Mar 02, 2018
Throughout five days of snow, teams slept in care homes, took on the jobs of colleagues who could not get to the homes, and put on their snow boots to get medication and food supplies to ensure that, for residents, looking out at the snow was fun and not a problem.
The wider Care UK Residential Care Services team were on hand to help at Cavell Court, Cringleford, where the snow was five inches deep. Home manager Jennie Rodger explained: “We had just finished an internal meeting and several people from across Care UK, including the regional director and our national health and safety lead, had been staying at a local hotel. When they woke up and saw they snow, they managed to get to the home to help and they were wonderful.
“Those who were nurses and former carers found uniforms and got to work, while others made beds and helped out, which was welcome as, at 8am, not all members of our care team had been able to make it in. Other carers eventually managed to fight their way through the snow and, by 11.30am, we were back to where we would usually be, with lunch on the way and everyone up, dressed and getting on with activities.
“It is great to know that the organisation’s senior managers are committed to supporting residents and their colleagues and will roll up their sleeves to do whatever needs to be done.”
Four of the home’s night shift team stayed at the home all day, sleeping during the daytime so they would be ready to go back on duty that night. Others came to work with an overnight bag, so they could stay to ensure residents had a team onsite when they woke up. Jennie said: “We had a lovely evening. We had managed to get to a supermarket and bought pizza so that the team could all enjoy dinner together. It was a lovely evening and a real bonding experience.”

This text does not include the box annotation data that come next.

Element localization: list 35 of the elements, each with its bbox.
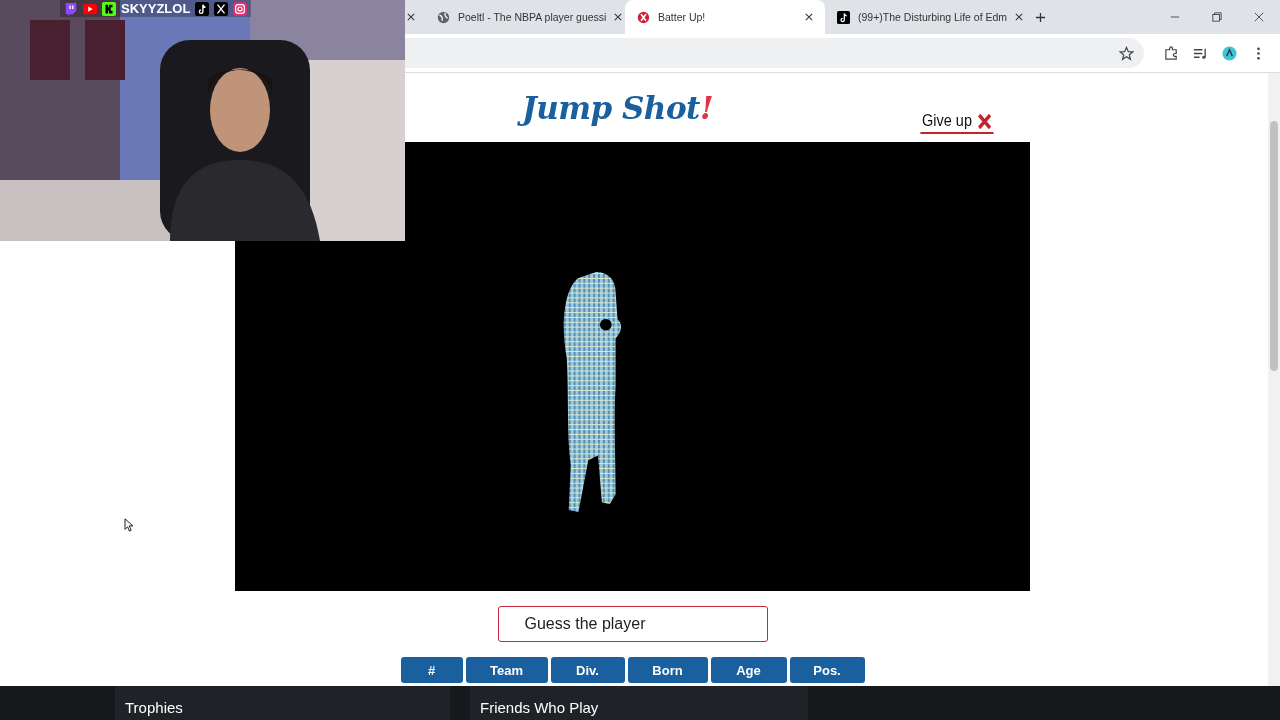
close-tab-icon[interactable] bbox=[614, 13, 623, 21]
game-logo: Jump Shot! bbox=[514, 86, 721, 129]
column-header[interactable]: Born bbox=[627, 657, 708, 683]
tab-title: Poeltl - The NBPA player guessi bbox=[458, 11, 607, 23]
puzzle-icon[interactable] bbox=[1164, 45, 1179, 61]
browser-tab[interactable]: Batter Up! bbox=[625, 0, 825, 34]
tab-title: Batter Up! bbox=[658, 11, 707, 23]
channel-handle: SKYYZLOL bbox=[121, 1, 191, 16]
browser-tab[interactable]: Poeltl - The NBPA player guessi bbox=[425, 0, 625, 34]
restore-icon[interactable] bbox=[1212, 12, 1222, 22]
section-heading: Friends Who Play bbox=[480, 699, 599, 717]
chat-bubble-icon bbox=[64, 1, 78, 16]
close-icon bbox=[977, 112, 992, 130]
close-tab-icon[interactable] bbox=[805, 13, 813, 21]
tab-title: (99+)The Disturbing Life of Edm bbox=[858, 11, 1008, 23]
mouse-cursor-icon bbox=[124, 518, 133, 532]
column-header[interactable]: Age bbox=[710, 657, 787, 683]
section-heading: Trophies bbox=[125, 699, 183, 717]
star-icon[interactable] bbox=[1119, 45, 1134, 61]
profile-avatar-icon[interactable] bbox=[1222, 45, 1237, 61]
column-header[interactable]: Pos. bbox=[789, 657, 865, 683]
play-icon bbox=[83, 1, 97, 16]
x-logo-icon bbox=[637, 10, 650, 24]
column-header[interactable]: Div. bbox=[550, 657, 625, 683]
close-tab-icon[interactable] bbox=[1015, 13, 1024, 21]
browser-tab[interactable]: (99+)The Disturbing Life of Edm bbox=[825, 0, 1025, 34]
column-header[interactable]: # bbox=[400, 657, 463, 683]
guess-input[interactable]: Guess the player bbox=[497, 606, 768, 642]
close-tab-icon[interactable] bbox=[407, 13, 415, 21]
new-tab-icon[interactable] bbox=[1035, 11, 1046, 23]
note-logo-icon bbox=[837, 10, 850, 24]
close-icon[interactable] bbox=[1254, 12, 1264, 22]
scrollbar[interactable] bbox=[1268, 73, 1280, 686]
column-header[interactable]: Team bbox=[465, 657, 548, 683]
give-up-button[interactable]: Give up bbox=[920, 111, 994, 134]
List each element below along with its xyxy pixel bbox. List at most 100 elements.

At Davers Court, in Bury St. Edmunds, the residents and team were thankful for the professionalism and plucky spirit of their district nurse, who arrived with children and husband in tow. Home manager Wendy Harvey said: “She was on a day off, but she wanted to ensure that the residents had the clinical support they needed, and she knew other healthcare professionals may not have been able to get to the home. We were very grateful for her tenacity and dedication.”
The food deliveries were unable to get through to the home, so colleagues went to the local shops and braved the snow and ice to get fresh provisions in for everyone. Tilley, the home’s toy poodle, who is blind, enjoyed the sensory experience, playing in the snow, wagging her tail, and skipping up and down while residents went outside and made snowmen. Wendy, who slept at the home, said: “Cakes were bought for all the staff to say a very big thank you for braving the awful, hazardous roads. They were all wonderful and showed just what dedicated people do in the face of adversity: everyone does their very best.”
At the highest point of East Sussex, members of the team at Heather View walked to work, so treacherous were the roads. Home manager Natasha King said: “Our home is at the top of the hill and so was affected from the start of the wintery weather. I was delighted and amazed when I went to the home’s front door at 8am on Tuesday morning and found four of the team.
“They were not scheduled to work but they wanted to ensure residents and their colleagues were supported. They walked in from their homes to ensure we had sufficient people on duty, knowing that those who had to come from further away may not make it here.
“Our chef made hot chocolate for everyone who got to the home to warm them up and I set to work clearing the path. Two of our team even stayed over night to support the team and to make sure they avoided slips and trips on the way home that may have caused them to be off during the coming days.”
Natasha and her team have put in plans to ensure the home will continue to run smoothly, whatever the weather brings over the next few days.
She said: “I am very proud to have such as dedicated team who will go the extra mile whatever the weather.”